There is increasing evidence that the costs of corruption are enormous whether at the economic, social, environmental or political level. We have seen many examples of corrupt politicians who use their power to divert scarce public resources to unnecessary purchases, projects and initiatives to benefit themselves and their cronies instead of their constituencies. We have also seen government officials deliberately not enforce environmental regulations to enable a few to exploit rare, sometimes non-renewable, natural resources and destroy the environment. Whether it is petty, grand or political corruption, the media and watchdogs in many developing countries share examples of it on a daily basis. They wonder why strategies to address the root causes of corruption are not successful in terms of design, implementation, monitoring and impact.


In the Middle East and North Africa (MENA) region of the World Bank, for many years we recognized that corruption is a symptom of a deeper governance problem. Thus, we designed and implemented reforms to promote governance and institutional reforms.  Some of these reforms focused mostly on the state, resulting in a top-down approach generally aimed at formal institutions. However, based on experience and research, we realized that in order to help build and maintain effective, responsive, accountable, resilient and peaceful states, a foundation of a strong state-society relationship (or social contract) that is based on trust is crucial.


The key question becomes what are the factors associated with building trust?  A background paper for the 2007 Organization for Economic Co-operation and Development (OECD) “Global Forum on Reinventing Government” states that trust in government requires “rule of law, an independent judiciary, free, fair and regular elections, legitimate parliamentary processes, a healthy civil society, fighting corruption and appearances of corruption, local governance and decentralization, and finally, e-governance”.


In this context, building trust is a complex endeavor.
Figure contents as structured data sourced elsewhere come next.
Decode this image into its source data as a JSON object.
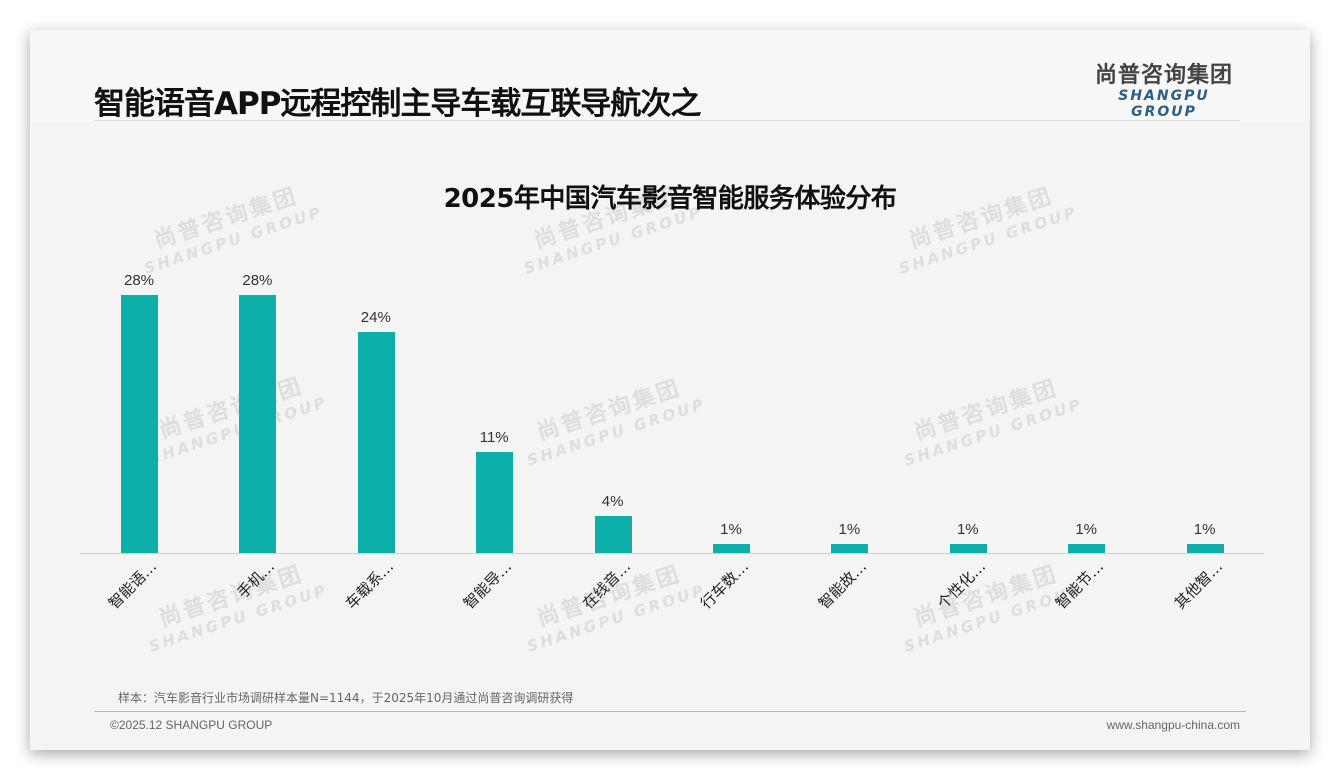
{
  "header": {
    "title": "智能语音APP远程控制主导车载互联导航次之",
    "logo_cn": "尚普咨询集团",
    "logo_en": "SHANGPU GROUP"
  },
  "watermark": {
    "cn": "尚普咨询集团",
    "en": "SHANGPU GROUP"
  },
  "chart_data": {
    "type": "bar",
    "title": "2025年中国汽车影音智能服务体验分布",
    "categories": [
      "智能语…",
      "手机…",
      "车载系…",
      "智能导…",
      "在线音…",
      "行车数…",
      "智能故…",
      "个性化…",
      "智能节…",
      "其他智…"
    ],
    "values": [
      28,
      28,
      24,
      11,
      4,
      1,
      1,
      1,
      1,
      1
    ],
    "value_labels": [
      "28%",
      "28%",
      "24%",
      "11%",
      "4%",
      "1%",
      "1%",
      "1%",
      "1%",
      "1%"
    ],
    "unit": "%",
    "xlabel": "",
    "ylabel": "",
    "ylim": [
      0,
      30
    ],
    "grid": false,
    "legend": "none",
    "bar_color": "#0eafa8"
  },
  "footer": {
    "note": "样本：汽车影音行业市场调研样本量N=1144，于2025年10月通过尚普咨询调研获得",
    "copyright": "©2025.12 SHANGPU GROUP",
    "website": "www.shangpu-china.com"
  }
}
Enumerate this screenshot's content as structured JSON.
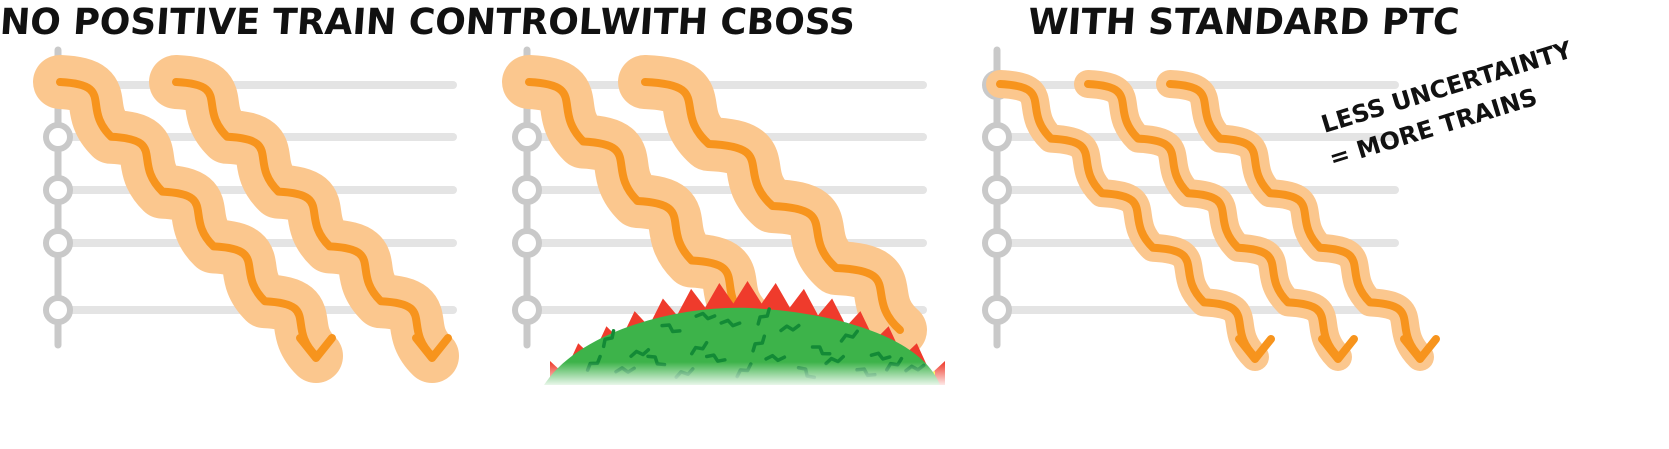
{
  "panels": [
    {
      "id": "no-ptc",
      "title": "NO POSITIVE TRAIN CONTROL"
    },
    {
      "id": "cboss",
      "title": "WITH CBOSS"
    },
    {
      "id": "standard-ptc",
      "title": "WITH STANDARD PTC"
    }
  ],
  "annotation": {
    "line1": "LESS UNCERTAINTY",
    "line2": "= MORE TRAINS"
  },
  "colors": {
    "track": "#e4e4e4",
    "station": "#c9c9c9",
    "train_path": "#f7941d",
    "uncertainty": "#fbc78e",
    "money_green": "#3db34a",
    "money_dark": "#138a36",
    "fire_red": "#ef3b2c",
    "fire_yellow": "#fff200"
  }
}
For instance, a report titled “Interventions to Increase Levels of Trust in Society” (Carter, 2013) notes that building trust between citizens and the state is both a major challenge and an important potential benefit of reforms aimed at shaping the social contract (McNeil, Mary and Carmen Malena. 2010).  States that promote transparency and accountability but fail to respond adequately to citizen demands can intensify grievances, thereby compounding fragility. Thus, some quick results are needed to restore confidence in low-trust contexts (WDR, 2010).
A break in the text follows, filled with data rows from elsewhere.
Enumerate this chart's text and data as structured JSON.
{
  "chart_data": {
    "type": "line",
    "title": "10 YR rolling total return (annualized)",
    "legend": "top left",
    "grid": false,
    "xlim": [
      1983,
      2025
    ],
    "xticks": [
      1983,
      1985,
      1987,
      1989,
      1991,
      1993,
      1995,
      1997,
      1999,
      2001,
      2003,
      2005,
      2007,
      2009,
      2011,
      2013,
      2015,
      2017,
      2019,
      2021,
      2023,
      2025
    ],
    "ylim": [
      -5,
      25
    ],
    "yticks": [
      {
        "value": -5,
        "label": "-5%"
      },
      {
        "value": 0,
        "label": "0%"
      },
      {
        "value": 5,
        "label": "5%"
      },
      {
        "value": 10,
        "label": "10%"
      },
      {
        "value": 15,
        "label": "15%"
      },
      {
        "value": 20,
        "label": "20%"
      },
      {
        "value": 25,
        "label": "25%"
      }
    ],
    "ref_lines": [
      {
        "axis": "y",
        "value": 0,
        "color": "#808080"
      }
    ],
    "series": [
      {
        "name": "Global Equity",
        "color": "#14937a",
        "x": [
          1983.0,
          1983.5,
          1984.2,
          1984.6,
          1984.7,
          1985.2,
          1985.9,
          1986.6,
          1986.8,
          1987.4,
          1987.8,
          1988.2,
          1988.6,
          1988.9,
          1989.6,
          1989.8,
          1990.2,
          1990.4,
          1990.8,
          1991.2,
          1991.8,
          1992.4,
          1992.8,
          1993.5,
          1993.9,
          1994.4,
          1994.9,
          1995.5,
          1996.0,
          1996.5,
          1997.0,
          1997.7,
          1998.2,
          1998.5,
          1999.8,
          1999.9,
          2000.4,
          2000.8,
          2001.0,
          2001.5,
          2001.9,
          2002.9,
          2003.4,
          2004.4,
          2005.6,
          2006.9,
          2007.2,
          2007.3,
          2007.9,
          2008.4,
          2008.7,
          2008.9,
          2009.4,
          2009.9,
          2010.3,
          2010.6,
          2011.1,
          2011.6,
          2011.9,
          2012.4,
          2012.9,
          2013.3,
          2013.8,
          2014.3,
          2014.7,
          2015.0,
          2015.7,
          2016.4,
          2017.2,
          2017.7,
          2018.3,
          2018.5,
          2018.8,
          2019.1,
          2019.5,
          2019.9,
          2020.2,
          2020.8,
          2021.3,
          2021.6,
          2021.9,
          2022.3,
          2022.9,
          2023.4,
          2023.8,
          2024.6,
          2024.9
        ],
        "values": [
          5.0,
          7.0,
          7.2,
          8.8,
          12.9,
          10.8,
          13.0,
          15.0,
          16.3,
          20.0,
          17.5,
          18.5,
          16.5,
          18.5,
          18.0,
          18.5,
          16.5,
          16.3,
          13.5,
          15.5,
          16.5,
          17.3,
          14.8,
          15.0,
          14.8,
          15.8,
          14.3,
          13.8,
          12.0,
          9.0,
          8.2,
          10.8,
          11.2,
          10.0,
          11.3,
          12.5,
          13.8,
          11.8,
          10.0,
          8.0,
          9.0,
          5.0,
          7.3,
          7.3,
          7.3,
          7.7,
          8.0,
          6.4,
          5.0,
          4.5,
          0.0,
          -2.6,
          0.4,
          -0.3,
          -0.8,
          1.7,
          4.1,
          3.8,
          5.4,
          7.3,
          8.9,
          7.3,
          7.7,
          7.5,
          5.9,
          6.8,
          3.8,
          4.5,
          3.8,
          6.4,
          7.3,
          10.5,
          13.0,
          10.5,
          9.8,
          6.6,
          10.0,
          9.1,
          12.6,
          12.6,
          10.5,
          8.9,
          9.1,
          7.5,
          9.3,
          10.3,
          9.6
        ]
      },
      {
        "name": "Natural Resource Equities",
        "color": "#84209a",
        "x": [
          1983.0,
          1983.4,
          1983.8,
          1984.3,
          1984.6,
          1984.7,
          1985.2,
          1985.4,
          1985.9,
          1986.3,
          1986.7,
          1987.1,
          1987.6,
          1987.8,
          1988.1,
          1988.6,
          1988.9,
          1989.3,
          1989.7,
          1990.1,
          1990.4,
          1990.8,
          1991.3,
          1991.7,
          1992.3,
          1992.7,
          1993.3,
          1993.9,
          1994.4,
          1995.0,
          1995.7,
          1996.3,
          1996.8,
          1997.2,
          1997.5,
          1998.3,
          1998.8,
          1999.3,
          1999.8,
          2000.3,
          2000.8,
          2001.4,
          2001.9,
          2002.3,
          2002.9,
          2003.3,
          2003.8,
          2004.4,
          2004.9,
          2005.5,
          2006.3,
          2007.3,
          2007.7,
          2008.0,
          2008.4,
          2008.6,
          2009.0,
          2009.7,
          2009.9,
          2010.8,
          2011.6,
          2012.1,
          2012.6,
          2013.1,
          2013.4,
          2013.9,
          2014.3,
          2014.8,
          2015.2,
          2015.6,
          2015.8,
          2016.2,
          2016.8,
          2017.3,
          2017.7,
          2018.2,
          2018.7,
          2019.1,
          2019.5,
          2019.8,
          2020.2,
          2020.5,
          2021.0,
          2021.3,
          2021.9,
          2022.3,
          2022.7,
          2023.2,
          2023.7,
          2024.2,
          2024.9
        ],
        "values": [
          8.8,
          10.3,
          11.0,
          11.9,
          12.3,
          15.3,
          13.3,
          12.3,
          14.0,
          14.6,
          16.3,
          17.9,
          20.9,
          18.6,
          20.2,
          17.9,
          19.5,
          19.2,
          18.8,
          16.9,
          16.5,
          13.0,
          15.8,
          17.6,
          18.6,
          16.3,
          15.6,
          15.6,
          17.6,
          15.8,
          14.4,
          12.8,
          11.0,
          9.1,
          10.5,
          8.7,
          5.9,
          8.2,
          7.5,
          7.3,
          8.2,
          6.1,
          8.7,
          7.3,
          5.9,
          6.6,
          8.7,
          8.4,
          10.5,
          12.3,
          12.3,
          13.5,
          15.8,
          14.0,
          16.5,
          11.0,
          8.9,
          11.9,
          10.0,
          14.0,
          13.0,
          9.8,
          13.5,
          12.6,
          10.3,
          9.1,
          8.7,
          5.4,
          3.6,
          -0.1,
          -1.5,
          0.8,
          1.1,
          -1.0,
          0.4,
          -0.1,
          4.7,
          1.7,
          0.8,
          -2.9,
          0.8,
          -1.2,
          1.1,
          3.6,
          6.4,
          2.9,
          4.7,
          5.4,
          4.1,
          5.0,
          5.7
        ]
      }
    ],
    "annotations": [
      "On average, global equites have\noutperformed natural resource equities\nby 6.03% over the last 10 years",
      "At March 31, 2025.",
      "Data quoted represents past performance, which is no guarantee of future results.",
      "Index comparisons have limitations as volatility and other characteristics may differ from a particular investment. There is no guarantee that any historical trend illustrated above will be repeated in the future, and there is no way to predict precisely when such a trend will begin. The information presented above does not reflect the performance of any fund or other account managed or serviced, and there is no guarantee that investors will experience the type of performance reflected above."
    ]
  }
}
In the cover story of this issue of Connecting Voices magazine, we interview a number of anti-corruption experts in the World Bank and beyond to reflect on many of these factors and answer a number of questions relating to the relevance of anticorruption efforts for sustained development and building resilient institutions. We look at what have we learned about corruption and anti-corruption in the past 20 years, including the role of transparency and accountability; and the importance of taking a broader approach to anti-corruption, including strengthening institutions and building capacity among citizens and policy makers alike.  In addition, we examine the importance of different stakeholders in the fight against corruption.
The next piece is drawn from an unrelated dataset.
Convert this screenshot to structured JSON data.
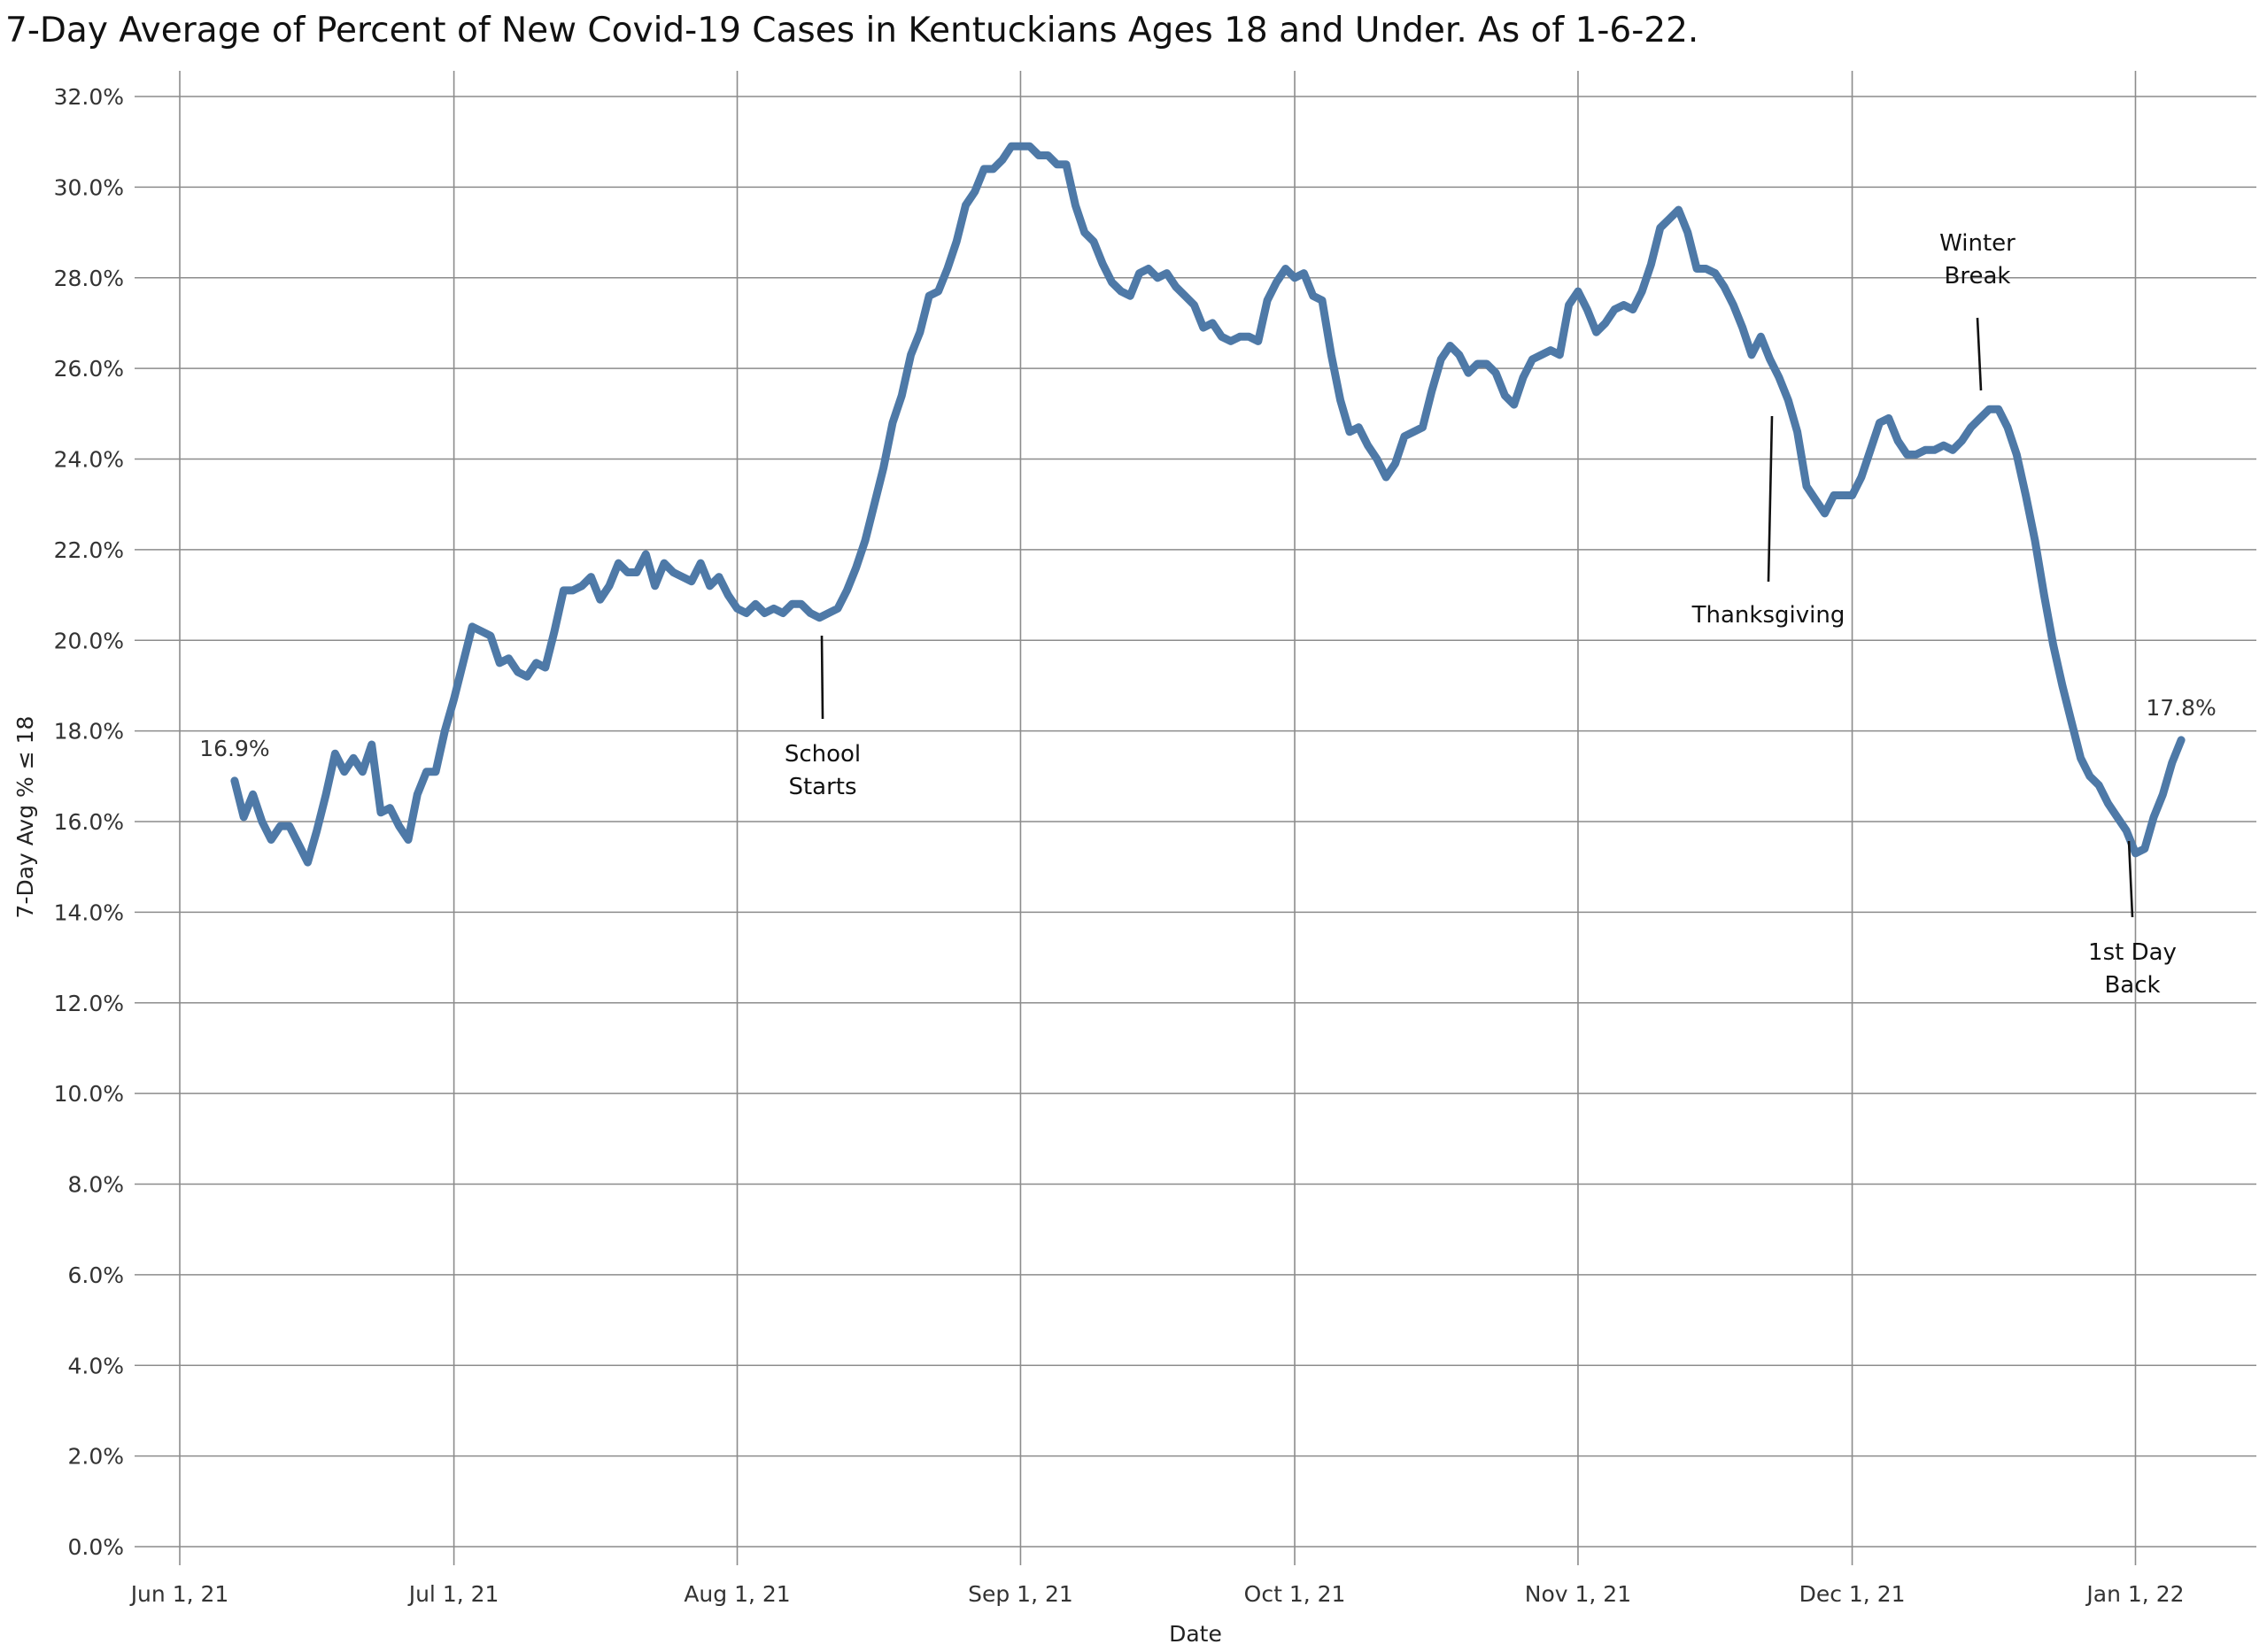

On a personal note, this will be my last Editor’s Note as I will be leaving the World Bank’s MENA region to the Africa Region on October 1, 2016 as Governance Practice Manager (we interview the new MENA Governance Practice Manager, Renaud Seligmann, on page 129.) It is a bittersweet feeling to leave MENA as I will miss its people and the amazing governance team, but I am also quite excited about moving to the Africa region for a new set of opportunities.